Film Review: Rocks in My PocketsA very personal animated film that explores depression and suicidal tendencies with wit, surreal invention and insight.
A Latvian family’s history of depression and suicide attempts is vividly brought to life in animated form in Rocks in My Pockets, from New York-based Latvian animation artist Signe Baumane.
This partially autobiographical tale chronicles the lives of three generations of Baumane's family, covering roughly a century of history, during which the small Baltic state (current population: just under two million) was occupied several times. But though the film’s historical-political background provides texture and interesting parallels—since depression could be seen as an undesired subjugation of the mind—Rocks in My Pockets is mainly concerned with a very subjective personal history of three generations of women, all prey to depression and dark thoughts. Animated in a striking combination of real papier-mâché sets and props and hand-drawn 2D figures, the film explores with wit, surreal invention and insight something left far too often undiscussed.
The first animated film to premiere in competition at the Karlovy Vary Film Festival, this unusual feature autobiography will open in New York and L.A. on Sept. 5, courtesy of Zeitgeist Films, and should appeal to festivals and niche distributors elsewhere.
The film opens with an animated girl pushing a papier-mâché rock uphill, thus combining real objects, moved through frame-by-frame animation, and pencil-drawn animation for the characters. Baumane herself provides the heavily accented, English-language voiceover, with none of the onscreen characters being played by actors, though Baumane does sometimes resort to direct dialogue, playing all the different roles in funny voices.
The titular rocks are missing from the pockets of Baumane’s grandmother, Anna, who found herself wading into a shallow river with the intention of killing herself in the mid-20th century but who didn’t drown because her pockets were empty, suggesting she “had an idea but no clear plan,” as Baumane puts it. The writer-director-narrator then connects this episode to some of her own experiences, much later, in New York City, where she not only worked as an assistant to Bill Plympton, a clear influence, but would also study up on all the intricacies of how to successfully hang oneself, as illustrated in a blackly comic sequence.
The film thus goes back and forth between the Baumanes' family history back in Latvia, where cows, horses and rabbits appear and disappear depending on the needs and imposed laws of the ruling Russians, Nazis or Soviets, and the director’s own life in Latvia and abroad, where she continued to struggle with her own mental health issues. Other themes are explored as well, including the insane jealousy of Anna’s husband, visualized with typical economy and inventiveness by having the men that her grandfather sees talking with his much younger wife all shake their DNA helixes in her face as a sort of mating call.
To illustrate the psychology of the characters, Baumane often uses visual examples to illustrate what they are thinking, such as when Anna, who’s struggling with depression while trying to raise eight children in rural Latvia during World War II, sees a rabbit eat its own young, which leads to similarly dark thoughts about her own offspring, thoughts that are thankfully reversed in equally well-illustrated fashion not much later.
The second part of the film, which focuses mainly on Baumane’s cousins—the director herself is billed as “Grandchild #7”—feels a little more unwieldy because the narrative, which until then simply toggled between the experiences of Granny and her grandchild Signe, has to branch out in different directions as Baumane’s female cousins, three of whom also battle depression, have to be introduced.
The director clearly takes depression and suicidal urges and the possibility they may be hereditary very seriously, but that doesn’t mean that the film isn’t often very witty.

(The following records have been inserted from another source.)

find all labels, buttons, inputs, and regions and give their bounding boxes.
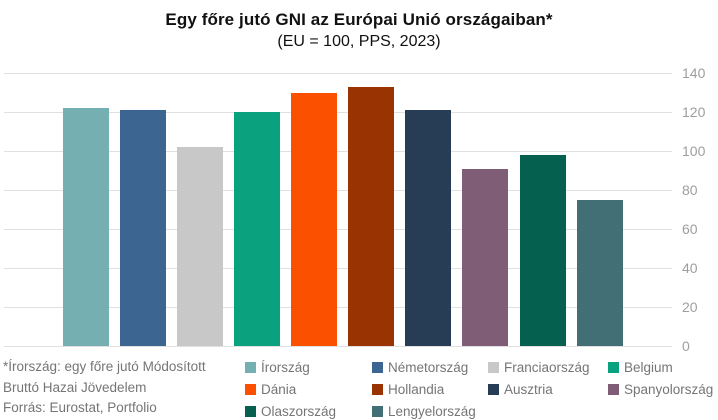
legend-label: Dánia: [261, 381, 297, 397]
footnote-line-3: Forrás: Eurostat, Portfolio: [3, 400, 157, 415]
legend-item-spanyolorszag: Spanyolország: [608, 379, 713, 399]
y-tick-label-60: 60: [682, 221, 698, 237]
legend-item-olaszorszag: Olaszország: [245, 401, 336, 420]
legend-marker-icon: [372, 383, 383, 395]
y-tick-label-80: 80: [682, 182, 698, 198]
gridline-y40: [4, 267, 672, 269]
chart-footnote: *Írország: egy főre jutó Módosított Brut…: [3, 357, 206, 419]
legend-label: Olaszország: [261, 403, 337, 419]
legend-item-franciaorszag: Franciaország: [488, 357, 590, 377]
legend-item-nemetorszag: Németország: [372, 357, 468, 377]
chart-title: Egy főre jutó GNI az Európai Unió ország…: [165, 10, 553, 29]
legend-marker-icon: [372, 361, 383, 373]
y-tick-label-140: 140: [682, 65, 706, 81]
bar-spanyolorszag: [462, 168, 508, 346]
legend-marker-icon: [245, 361, 256, 373]
gridline-y60: [4, 228, 672, 230]
y-tick-label-20: 20: [682, 299, 698, 315]
legend-label: Hollandia: [388, 381, 445, 397]
legend-label: Spanyolország: [624, 381, 714, 397]
legend-label: Írország: [261, 359, 310, 375]
legend-item-dania: Dánia: [245, 379, 296, 399]
bar-irorszag: [63, 108, 109, 346]
legend-marker-icon: [245, 405, 256, 417]
legend-marker-icon: [608, 383, 619, 395]
footnote-line-1: *Írország: egy főre jutó Módosított: [3, 359, 206, 374]
gridline-y20: [4, 306, 672, 308]
bar-belgium: [234, 112, 280, 346]
legend-label: Lengyelország: [388, 403, 476, 419]
legend-marker-icon: [608, 361, 619, 373]
bar-franciaorszag: [177, 147, 223, 346]
legend-label: Franciaország: [504, 359, 590, 375]
legend-item-ausztria: Ausztria: [488, 379, 553, 399]
legend-item-belgium: Belgium: [608, 357, 673, 377]
legend-label: Ausztria: [504, 381, 553, 397]
gridline-y100: [4, 150, 672, 152]
y-tick-label-0: 0: [682, 338, 690, 354]
legend-marker-icon: [245, 383, 256, 395]
legend-item-irorszag: Írország: [245, 357, 310, 377]
footnote-line-2: Bruttó Hazai Jövedelem: [3, 379, 147, 395]
bar-ausztria: [405, 110, 451, 346]
legend-label: Németország: [388, 359, 469, 375]
bar-lengyelorszag: [577, 199, 623, 346]
bar-olaszorszag: [520, 154, 566, 346]
legend-item-hollandia: Hollandia: [372, 379, 444, 399]
legend-marker-icon: [372, 405, 383, 417]
bar-hollandia: [348, 86, 394, 346]
chart-subtitle: (EU = 100, PPS, 2023): [277, 33, 441, 50]
gridline-y80: [4, 189, 672, 191]
y-tick-label-100: 100: [682, 143, 706, 159]
bar-nemetorszag: [120, 110, 166, 346]
legend-item-lengyelorszag: Lengyelország: [372, 401, 476, 420]
y-tick-label-120: 120: [682, 104, 706, 120]
gridline-y120: [4, 111, 672, 113]
bar-dania: [291, 92, 337, 346]
gridline-y140: [4, 72, 672, 74]
y-tick-label-40: 40: [682, 260, 698, 276]
legend-label: Belgium: [624, 359, 673, 375]
legend-marker-icon: [488, 361, 499, 373]
gridline-y0: [4, 345, 672, 347]
legend-marker-icon: [488, 383, 499, 395]
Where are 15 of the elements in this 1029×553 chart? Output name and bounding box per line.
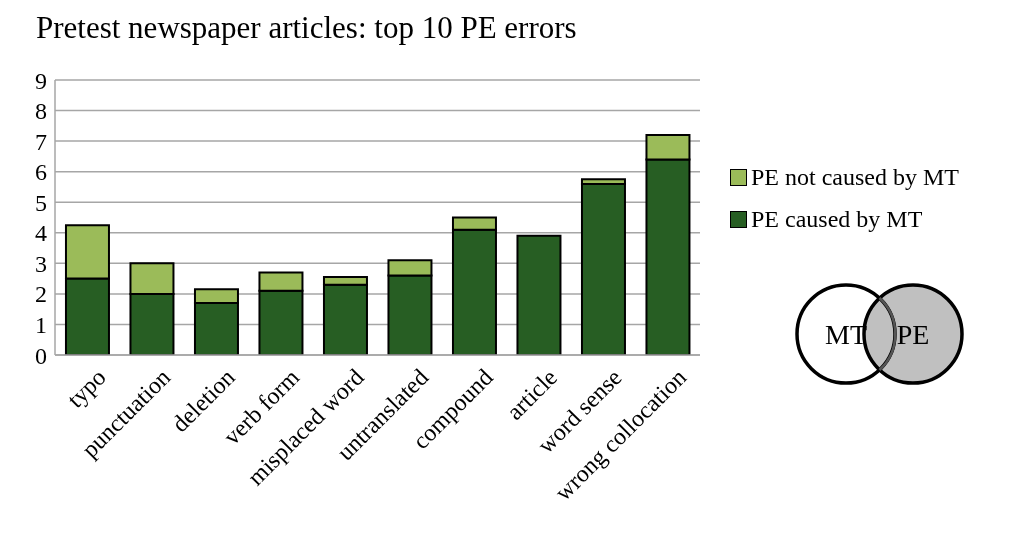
y-tick-label: 0 — [35, 342, 47, 369]
legend-label: PE not caused by MT — [751, 163, 959, 191]
y-tick-label: 7 — [35, 128, 47, 155]
y-tick-label: 2 — [35, 281, 47, 308]
bar — [580, 182, 626, 355]
y-tick-label: 3 — [35, 250, 47, 277]
y-tick-label: 8 — [35, 98, 47, 125]
y-tick-label: 4 — [35, 220, 47, 247]
y-tick-label: 6 — [35, 159, 47, 186]
bar — [516, 234, 562, 355]
y-tick-label: 1 — [35, 311, 47, 338]
chart-title: Pretest newspaper articles: top 10 PE errors — [36, 10, 577, 46]
legend-label: PE caused by MT — [751, 205, 923, 233]
y-tick-label: 5 — [35, 189, 47, 216]
y-tick-label: 9 — [35, 67, 47, 94]
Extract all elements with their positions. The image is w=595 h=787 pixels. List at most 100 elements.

The visuals follow suit, with the oppressive and gloomy backgrounds, with their dark-colored splashes of paint on black paper, contrasting with the softer, pencil-outlined and pastel-colored look of the characters. Besides Plympton, clear influences come, perhaps unsurprisingly, mainly from Eastern Europe, with Rocks reminiscent of the animated films from Latvia’s northern neighbor, Estonia; the surreal work of Czech director Jan Svankmajer, and the films of Russian animator Yuri Norstein, whose moody atmosphere and use of animals in 1975's Hedgehog in the Fog are clear touchstones.
Kristian Sensini’s score is almost constantly present behind the voiceover and ably switches gears whenever necessary to conjure the right moods without ever taking center stage itself.